Penso di condividere i desiderata di molti elettori delle lista l’Altra Europa se chiedo a Barbara Spinelli e Moni Ovadia di non rinunciare al loro scranno al Parlamento Europeo. La mia perorazione nasce da una evidenza di fondo, puntualmente verificata in questi ultimi dieci anni: non è possibile costruire un soggetto politico radicalmente nuovo, all’altezza delle sfide nazionale ed europee applicando logiche da manuale Cencelli seppur gauchiste, dando cioè un posto a Sel uno ai «movimenti» e uno al Prc. In altre parole potrà l’esperienza che dovrebbe nascere sulla base della lista L’Altra Europa tenere se al suo interno agiscono ancore e sempre gli stessi partiti che negli ultimi vent’anni si sono scissi veramente e falsamente ricomposti in soggetti altrettanto falsamente unitari quali «la Sinistra l’arcobaleno» o la «Federazione della Sinistra»?

Se esiste un antidoto a questo male antico è quello dell’ascolto degli elettori e non dei loro supposti partiti di appartenenza. Perché quando si parla del Movimento Cinque Stelle si cercano i votanti di Grillo e quando arriviamo al nostro campo si pensa ancora a granitici seppur oramai minimali «zoccoli duri»? Cerchiamo di essere coerenti sino in fondo, e non utilizzare due pesi e due misure.

Indubbiamente per partire in maniera diversa è necessario allora mantenere il profilo innovativo che si è creato con la candidatura alle europee di soggetti che culturalmente e politicamente esprimono sensibilità molto più avanzate dei partiti che afferivano alla lista. In altre parole, Barbara Spinelli e Moni Ovadia non dovrebbero cedere il loro scranno a Bruxelles ai secondi eletti frantumando tra componenti partitiche sino a qualche tempo fa divergenti in quanto a linee politiche di fondo, sempre catalizzate da scissioni, la rappresentanza dell’«esperimento Tsipras» italiano.

Il ritiro della Spinelli e di Ovadia sarebbe esiziale in quanto consentirebbe ai piccoli cespugli della sinistra di avere ancora una boccata d’ossigeno sotto forma di presenza istituzionale e fondi, il che riaprirà inevitabilmente le conflittualità identitarie degli oramai residuali ma tenaci apparti, non certo degli elettori, rischiando così di depotenziare la necessità di innovare anche le forme della rappresentanza.

La presenza di Spinelli e o Ovadia all’europarlamento, inoltre, costituirebbe una garanzia per quanti li hanno votati sperando di averceli come portatori di istanze veramente unitarie e punti di vista che superano le antiche divisioni. Quello che già in questi giorni accade all’interno di Sel, nata per uscire dal Novecento in avanti e non indietro, come ebbe a dire Vendola, bene chiarisce l’evidenza che le linee di faglia, se non ricomposte da personalità super partes, possono portare ben presto ad esiti già visti nel recente passato.

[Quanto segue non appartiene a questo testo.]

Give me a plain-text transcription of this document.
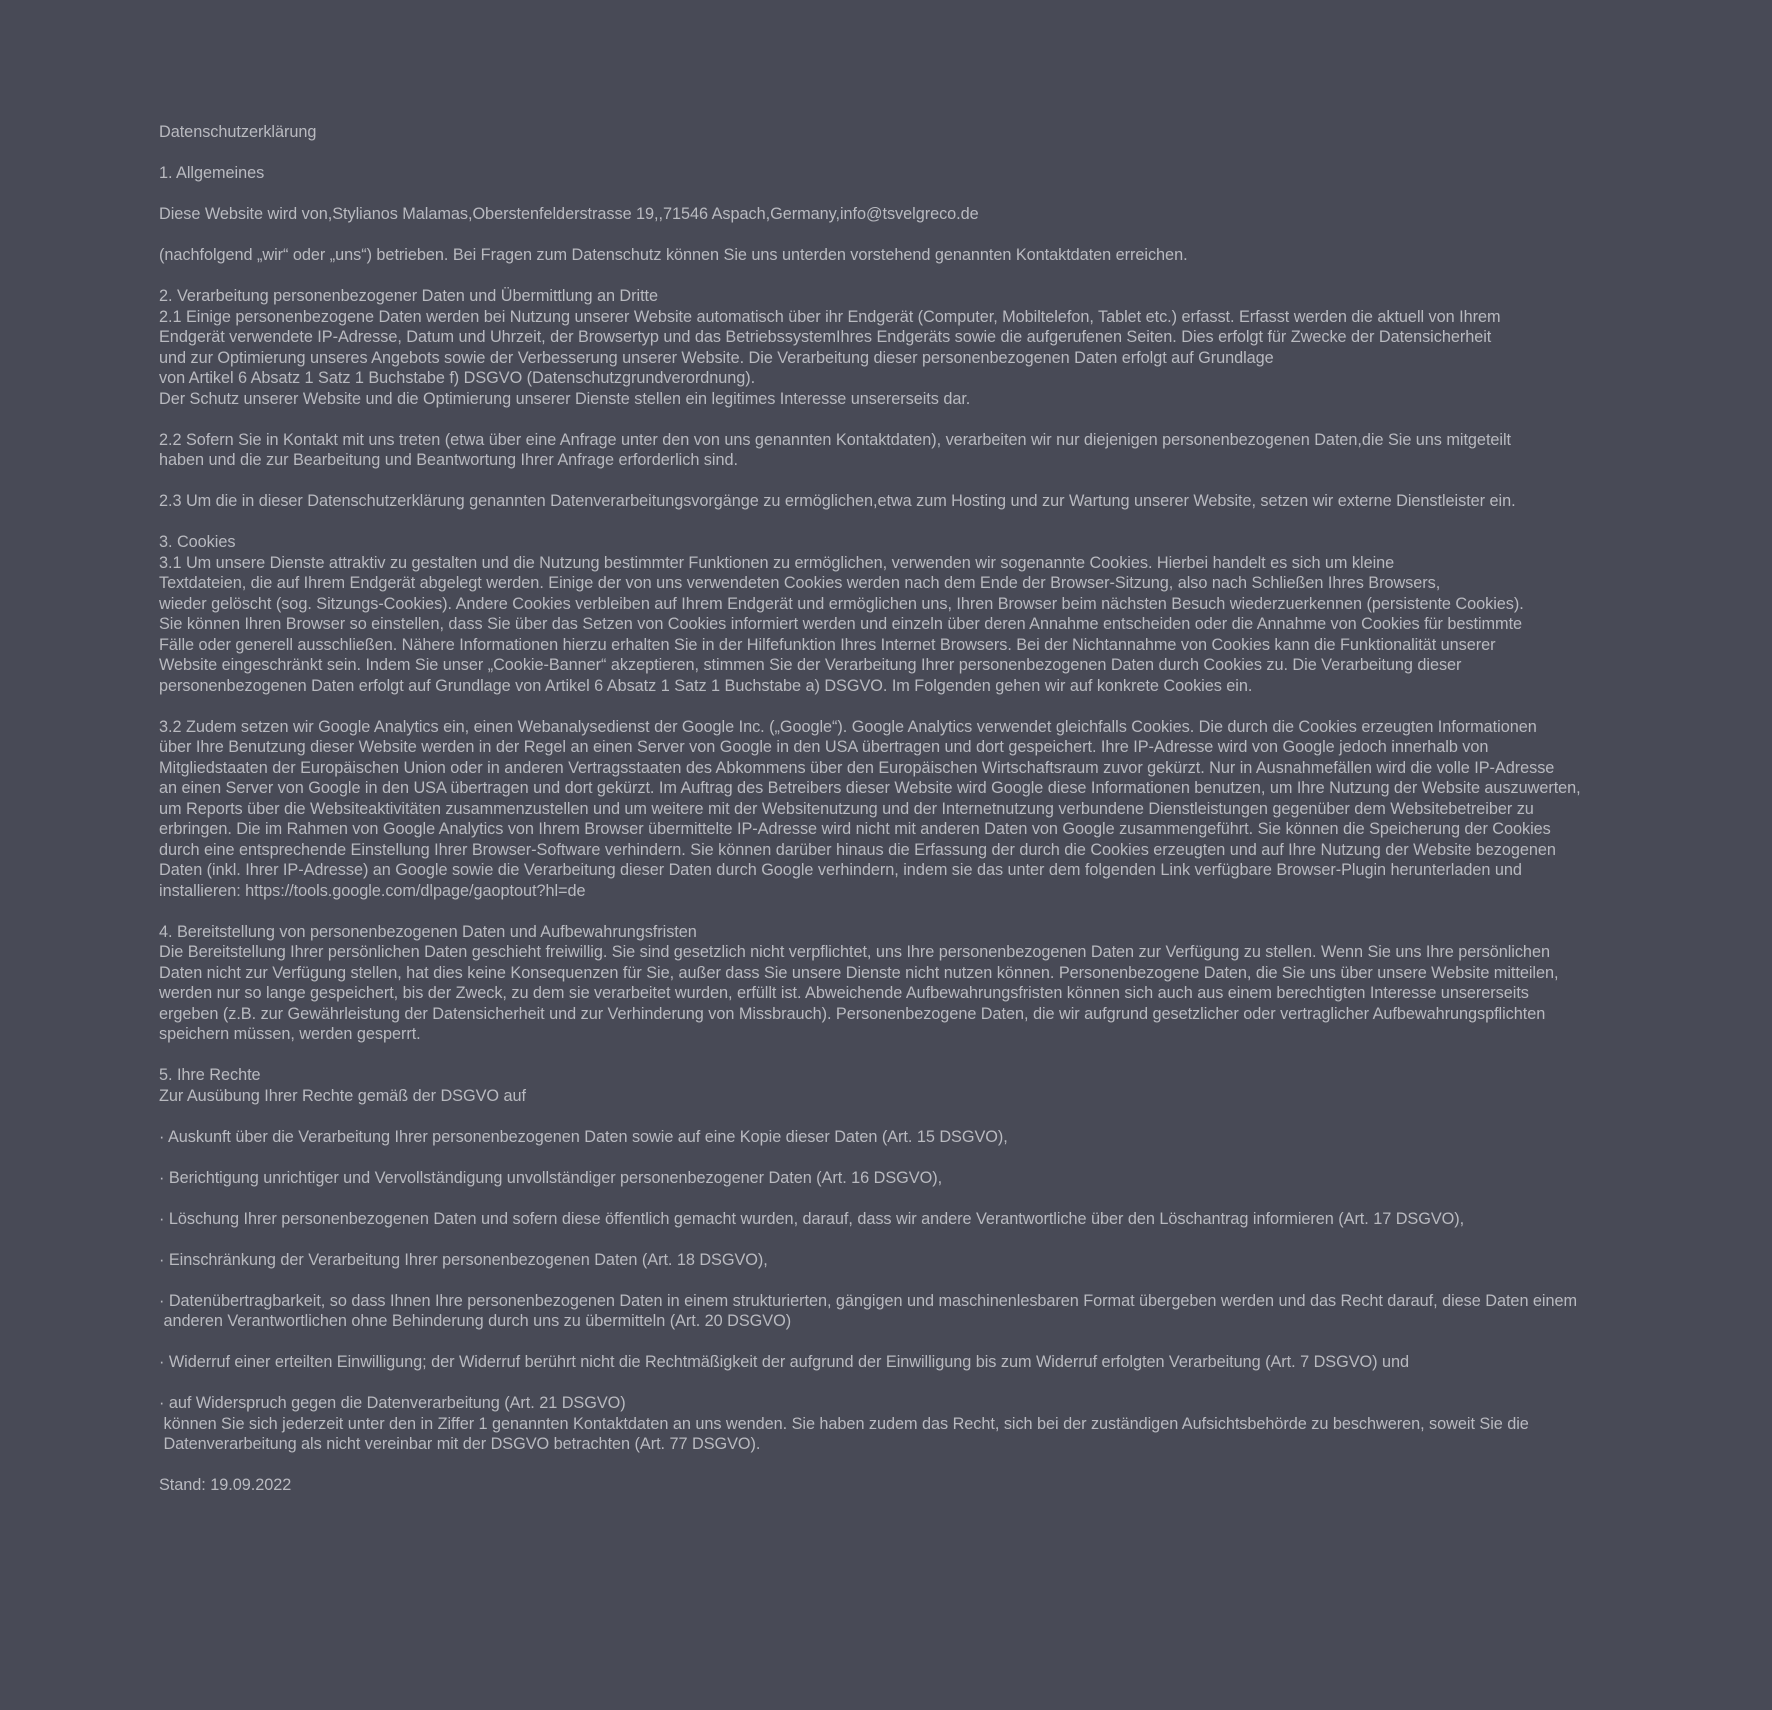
Datenschutzerklärung
1. Allgemeines
Diese Website wird von,Stylianos Malamas,Oberstenfelderstrasse 19,,71546 Aspach,Germany,info@tsvelgreco.de
(nachfolgend „wir“ oder „uns“) betrieben. Bei Fragen zum Datenschutz können Sie uns unterden vorstehend genannten Kontaktdaten erreichen.
2. Verarbeitung personenbezogener Daten und Übermittlung an Dritte
2.1 Einige personenbezogene Daten werden bei Nutzung unserer Website automatisch über ihr Endgerät (Computer, Mobiltelefon, Tablet etc.) erfasst. Erfasst werden die aktuell von Ihrem
Endgerät verwendete IP-Adresse, Datum und Uhrzeit, der Browsertyp und das BetriebssystemIhres Endgeräts sowie die aufgerufenen Seiten. Dies erfolgt für Zwecke der Datensicherheit
und zur Optimierung unseres Angebots sowie der Verbesserung unserer Website. Die Verarbeitung dieser personenbezogenen Daten erfolgt auf Grundlage
von Artikel 6 Absatz 1 Satz 1 Buchstabe f) DSGVO (Datenschutzgrundverordnung).
Der Schutz unserer Website und die Optimierung unserer Dienste stellen ein legitimes Interesse unsererseits dar.
2.2 Sofern Sie in Kontakt mit uns treten (etwa über eine Anfrage unter den von uns genannten Kontaktdaten), verarbeiten wir nur diejenigen personenbezogenen Daten,die Sie uns mitgeteilt
haben und die zur Bearbeitung und Beantwortung Ihrer Anfrage erforderlich sind.
2.3 Um die in dieser Datenschutzerklärung genannten Datenverarbeitungsvorgänge zu ermöglichen,etwa zum Hosting und zur Wartung unserer Website, setzen wir externe Dienstleister ein.
3. Cookies
3.1 Um unsere Dienste attraktiv zu gestalten und die Nutzung bestimmter Funktionen zu ermöglichen, verwenden wir sogenannte Cookies. Hierbei handelt es sich um kleine
Textdateien, die auf Ihrem Endgerät abgelegt werden. Einige der von uns verwendeten Cookies werden nach dem Ende der Browser-Sitzung, also nach Schließen Ihres Browsers,
wieder gelöscht (sog. Sitzungs-Cookies). Andere Cookies verbleiben auf Ihrem Endgerät und ermöglichen uns, Ihren Browser beim nächsten Besuch wiederzuerkennen (persistente Cookies).
Sie können Ihren Browser so einstellen, dass Sie über das Setzen von Cookies informiert werden und einzeln über deren Annahme entscheiden oder die Annahme von Cookies für bestimmte
Fälle oder generell ausschließen. Nähere Informationen hierzu erhalten Sie in der Hilfefunktion Ihres Internet Browsers. Bei der Nichtannahme von Cookies kann die Funktionalität unserer
Website eingeschränkt sein. Indem Sie unser „Cookie-Banner“ akzeptieren, stimmen Sie der Verarbeitung Ihrer personenbezogenen Daten durch Cookies zu. Die Verarbeitung dieser
personenbezogenen Daten erfolgt auf Grundlage von Artikel 6 Absatz 1 Satz 1 Buchstabe a) DSGVO. Im Folgenden gehen wir auf konkrete Cookies ein.
3.2 Zudem setzen wir Google Analytics ein, einen Webanalysedienst der Google Inc. („Google“). Google Analytics verwendet gleichfalls Cookies. Die durch die Cookies erzeugten Informationen
über Ihre Benutzung dieser Website werden in der Regel an einen Server von Google in den USA übertragen und dort gespeichert. Ihre IP-Adresse wird von Google jedoch innerhalb von
Mitgliedstaaten der Europäischen Union oder in anderen Vertragsstaaten des Abkommens über den Europäischen Wirtschaftsraum zuvor gekürzt. Nur in Ausnahmefällen wird die volle IP-Adresse
an einen Server von Google in den USA übertragen und dort gekürzt. Im Auftrag des Betreibers dieser Website wird Google diese Informationen benutzen, um Ihre Nutzung der Website auszuwerten,
um Reports über die Websiteaktivitäten zusammenzustellen und um weitere mit der Websitenutzung und der Internetnutzung verbundene Dienstleistungen gegenüber dem Websitebetreiber zu
erbringen. Die im Rahmen von Google Analytics von Ihrem Browser übermittelte IP-Adresse wird nicht mit anderen Daten von Google zusammengeführt. Sie können die Speicherung der Cookies
durch eine entsprechende Einstellung Ihrer Browser-Software verhindern. Sie können darüber hinaus die Erfassung der durch die Cookies erzeugten und auf Ihre Nutzung der Website bezogenen
Daten (inkl. Ihrer IP-Adresse) an Google sowie die Verarbeitung dieser Daten durch Google verhindern, indem sie das unter dem folgenden Link verfügbare Browser-Plugin herunterladen und
installieren: https://tools.google.com/dlpage/gaoptout?hl=de
4. Bereitstellung von personenbezogenen Daten und Aufbewahrungsfristen
Die Bereitstellung Ihrer persönlichen Daten geschieht freiwillig. Sie sind gesetzlich nicht verpflichtet, uns Ihre personenbezogenen Daten zur Verfügung zu stellen. Wenn Sie uns Ihre persönlichen
Daten nicht zur Verfügung stellen, hat dies keine Konsequenzen für Sie, außer dass Sie unsere Dienste nicht nutzen können. Personenbezogene Daten, die Sie uns über unsere Website mitteilen,
werden nur so lange gespeichert, bis der Zweck, zu dem sie verarbeitet wurden, erfüllt ist. Abweichende Aufbewahrungsfristen können sich auch aus einem berechtigten Interesse unsererseits
ergeben (z.B. zur Gewährleistung der Datensicherheit und zur Verhinderung von Missbrauch). Personenbezogene Daten, die wir aufgrund gesetzlicher oder vertraglicher Aufbewahrungspflichten
speichern müssen, werden gesperrt.
5. Ihre Rechte
Zur Ausübung Ihrer Rechte gemäß der DSGVO auf
· Auskunft über die Verarbeitung Ihrer personenbezogenen Daten sowie auf eine Kopie dieser Daten (Art. 15 DSGVO),
· Berichtigung unrichtiger und Vervollständigung unvollständiger personenbezogener Daten (Art. 16 DSGVO),
· Löschung Ihrer personenbezogenen Daten und sofern diese öffentlich gemacht wurden, darauf, dass wir andere Verantwortliche über den Löschantrag informieren (Art. 17 DSGVO),
· Einschränkung der Verarbeitung Ihrer personenbezogenen Daten (Art. 18 DSGVO),
· Datenübertragbarkeit, so dass Ihnen Ihre personenbezogenen Daten in einem strukturierten, gängigen und maschinenlesbaren Format übergeben werden und das Recht darauf, diese Daten einem
anderen Verantwortlichen ohne Behinderung durch uns zu übermitteln (Art. 20 DSGVO)
· Widerruf einer erteilten Einwilligung; der Widerruf berührt nicht die Rechtmäßigkeit der aufgrund der Einwilligung bis zum Widerruf erfolgten Verarbeitung (Art. 7 DSGVO) und
· auf Widerspruch gegen die Datenverarbeitung (Art. 21 DSGVO)
können Sie sich jederzeit unter den in Ziffer 1 genannten Kontaktdaten an uns wenden. Sie haben zudem das Recht, sich bei der zuständigen Aufsichtsbehörde zu beschweren, soweit Sie die
Datenverarbeitung als nicht vereinbar mit der DSGVO betrachten (Art. 77 DSGVO).
Stand: 19.09.2022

Riconsegnare la rappresentanza della lista alle forze che non hanno mai saputo far una operazione unitaria senza ucciderla nella culla significa condannare «l’Altra Europa» a fare la stessa fine della «Federazione della Sinistra», nata esattamente con gli stessi intenti, e le stesse componenti, movimenti e partiti insieme, e dotata di una potenzialità che è stata scientificamente avvelenata dai partitini che ne facevano parte, sempre in nome di una unità superiore naturalmente.

E dunque, per non scollare la base dal vertice e riconsegnare il piccolo e fragile miracolo Tsipras alle cronache delle tensione serpeggianti, delle scissioni più o meno annunciate, ma soprattutto e oltre queste miserie che pure ci sono e impiombano le ali della neonata creatura, per coerenza con l’orizzonte innovatore a «proiezione orizzontale» e inclusivo inaugurato col metodo di selezione delle candidature e dalle dichiarazioni politiche dei capolista, è necessario che essi continuino a nutrire la speranza che volti e pensieri nuovi possano guidare una svolta a sinistra da tanto attesa.